New Delhi, Oct. 24: Sister Meena became India’s Mukhtaran Mai when she appeared in public today to speak out about her rape and demand justice.
Face partly covered and voice choking, the Orissa nun recounted before the media in Delhi how one man “stepped on my right hand and another on my left hand and then a third person raped me” during a mob attack on Christians on August 25. She was then paraded “half-naked” for about a kilometre in riot-scarred Kandhamal district.
Declared “absconding” by Orissa police who said they sent three teams but could not find her, Sister Meena denounced the force as “biased” and “friendly” with the attackers.
“I was raped and I now don’t want to be victimised by the Orissa police,” she said, demanding a CBI inquiry.
Reading from a three-page statement she is said to have written herself, Sister Meena said the Orissa government had failed to stop crimes. She took no questions.
It is very unusual in India, or Pakistan, for a rape victim to step out in the media glare to seek justice. Mukhtaran Mai became a symbol of strength for Pakistani women after she spoke out against her gangrape in 2002. She even wrote a blog on the BBC website in 2006, where she said: “I’ll fight as long I’m alive. Some evils are centuries old and deep-rooted and it won’t be easy to rid society of them.”
Sister Meena’s news conference came two days after the Supreme Court ruled out a CBI inquiry into the rape and asked her to co-operate with the police investigation. The court observed that the victim had left the area and was refusing to participate in the test identification parade, although nine persons had been arrested.
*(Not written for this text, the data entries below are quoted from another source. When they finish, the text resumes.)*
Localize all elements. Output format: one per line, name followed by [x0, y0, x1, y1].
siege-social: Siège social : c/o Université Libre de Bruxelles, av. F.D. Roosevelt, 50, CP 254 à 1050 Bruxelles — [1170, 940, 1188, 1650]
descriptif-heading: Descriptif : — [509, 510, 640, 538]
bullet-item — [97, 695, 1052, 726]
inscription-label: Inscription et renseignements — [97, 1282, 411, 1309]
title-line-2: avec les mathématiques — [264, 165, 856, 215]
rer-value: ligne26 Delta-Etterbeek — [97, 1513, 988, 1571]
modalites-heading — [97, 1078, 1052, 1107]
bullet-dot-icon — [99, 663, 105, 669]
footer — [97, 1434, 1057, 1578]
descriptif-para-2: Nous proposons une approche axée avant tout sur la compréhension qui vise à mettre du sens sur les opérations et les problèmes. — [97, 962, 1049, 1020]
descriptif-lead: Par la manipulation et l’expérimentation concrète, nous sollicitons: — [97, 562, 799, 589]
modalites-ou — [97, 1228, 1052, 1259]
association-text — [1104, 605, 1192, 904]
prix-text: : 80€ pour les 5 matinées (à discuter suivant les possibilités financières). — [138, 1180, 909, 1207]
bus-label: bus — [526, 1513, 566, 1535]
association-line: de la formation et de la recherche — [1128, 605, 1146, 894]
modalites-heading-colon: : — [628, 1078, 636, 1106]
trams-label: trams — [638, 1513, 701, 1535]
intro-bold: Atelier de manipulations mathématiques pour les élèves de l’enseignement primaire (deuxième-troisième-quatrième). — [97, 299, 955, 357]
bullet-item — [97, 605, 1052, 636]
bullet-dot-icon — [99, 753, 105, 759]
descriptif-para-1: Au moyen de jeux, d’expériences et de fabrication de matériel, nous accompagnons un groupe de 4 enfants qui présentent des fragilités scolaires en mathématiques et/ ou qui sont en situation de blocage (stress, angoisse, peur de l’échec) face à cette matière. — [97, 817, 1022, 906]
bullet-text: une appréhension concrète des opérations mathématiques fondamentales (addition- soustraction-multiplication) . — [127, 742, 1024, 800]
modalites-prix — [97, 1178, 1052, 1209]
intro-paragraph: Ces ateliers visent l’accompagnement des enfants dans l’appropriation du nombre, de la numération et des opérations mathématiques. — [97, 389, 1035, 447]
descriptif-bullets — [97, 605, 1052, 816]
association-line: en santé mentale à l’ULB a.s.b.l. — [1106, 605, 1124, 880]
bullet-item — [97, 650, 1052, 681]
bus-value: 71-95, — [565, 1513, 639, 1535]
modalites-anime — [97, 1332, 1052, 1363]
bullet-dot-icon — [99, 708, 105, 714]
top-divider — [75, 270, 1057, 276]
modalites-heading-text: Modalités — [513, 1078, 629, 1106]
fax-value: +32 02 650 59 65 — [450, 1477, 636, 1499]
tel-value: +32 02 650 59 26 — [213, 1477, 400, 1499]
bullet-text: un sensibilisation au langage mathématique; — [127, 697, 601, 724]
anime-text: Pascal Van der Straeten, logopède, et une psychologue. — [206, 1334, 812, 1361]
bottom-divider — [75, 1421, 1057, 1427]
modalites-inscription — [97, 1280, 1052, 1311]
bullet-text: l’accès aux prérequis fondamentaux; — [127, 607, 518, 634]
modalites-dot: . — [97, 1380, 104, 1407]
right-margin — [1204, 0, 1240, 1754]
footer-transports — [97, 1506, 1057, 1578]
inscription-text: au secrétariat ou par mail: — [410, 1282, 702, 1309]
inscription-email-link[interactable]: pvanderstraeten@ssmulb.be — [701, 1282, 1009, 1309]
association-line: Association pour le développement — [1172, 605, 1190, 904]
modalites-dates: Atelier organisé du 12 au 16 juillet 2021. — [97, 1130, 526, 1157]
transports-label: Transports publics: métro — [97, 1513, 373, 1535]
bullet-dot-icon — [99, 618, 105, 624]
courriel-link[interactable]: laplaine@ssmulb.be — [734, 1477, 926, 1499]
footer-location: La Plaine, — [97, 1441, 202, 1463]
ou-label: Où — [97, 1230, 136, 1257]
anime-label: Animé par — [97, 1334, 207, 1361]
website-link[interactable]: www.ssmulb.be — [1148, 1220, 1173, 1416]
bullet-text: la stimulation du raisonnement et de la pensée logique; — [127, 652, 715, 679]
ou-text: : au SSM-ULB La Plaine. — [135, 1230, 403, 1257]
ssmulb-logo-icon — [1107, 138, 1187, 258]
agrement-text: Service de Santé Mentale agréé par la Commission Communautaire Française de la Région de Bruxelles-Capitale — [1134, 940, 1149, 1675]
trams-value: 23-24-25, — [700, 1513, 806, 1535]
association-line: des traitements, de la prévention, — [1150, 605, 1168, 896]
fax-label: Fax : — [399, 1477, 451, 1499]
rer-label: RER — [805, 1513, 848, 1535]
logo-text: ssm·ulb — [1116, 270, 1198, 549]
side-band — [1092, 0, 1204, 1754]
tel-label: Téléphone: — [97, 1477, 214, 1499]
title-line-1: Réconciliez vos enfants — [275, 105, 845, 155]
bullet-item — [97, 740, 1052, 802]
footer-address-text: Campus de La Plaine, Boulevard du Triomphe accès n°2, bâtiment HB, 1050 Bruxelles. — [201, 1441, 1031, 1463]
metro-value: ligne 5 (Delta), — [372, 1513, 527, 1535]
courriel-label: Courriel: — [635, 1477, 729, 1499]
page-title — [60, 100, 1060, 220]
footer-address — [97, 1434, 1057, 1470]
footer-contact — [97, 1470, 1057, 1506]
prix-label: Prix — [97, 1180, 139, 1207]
The nun said she fled Orissa because she did not trust the police. “I narrated everything to the police, how I was attacked, raped. However, the police did not help me,” she said. They even warned her “of the consequences” of filing an FIR.
“After the rape, I tried to hide but I was traced out. I could hear people shouting that at least 100 people should rape me,” the nun said, adding she was then tied by a rope and made to walk “half-naked” while the mob continued to torment her.
“About a dozen Orissa state armed policemen” saw her being paraded by the mob but did nothing in spite of her pleas, Sister Meena said, adding she had even gone and “sat between two policemen but they did not move”.
Orissa’s Naveen Patnaik government had been repeatedly asking church leaders to co-operate with the interrogation and let the nun identify the arrested.
“How can a rape victim go back to the state which has failed totally to ensure safety and security of its citizens?” asked John Dayal, senior Christian leader and member of the National Integration Council. He said Christian leaders were planning to ask the Supreme Court to review its ruling.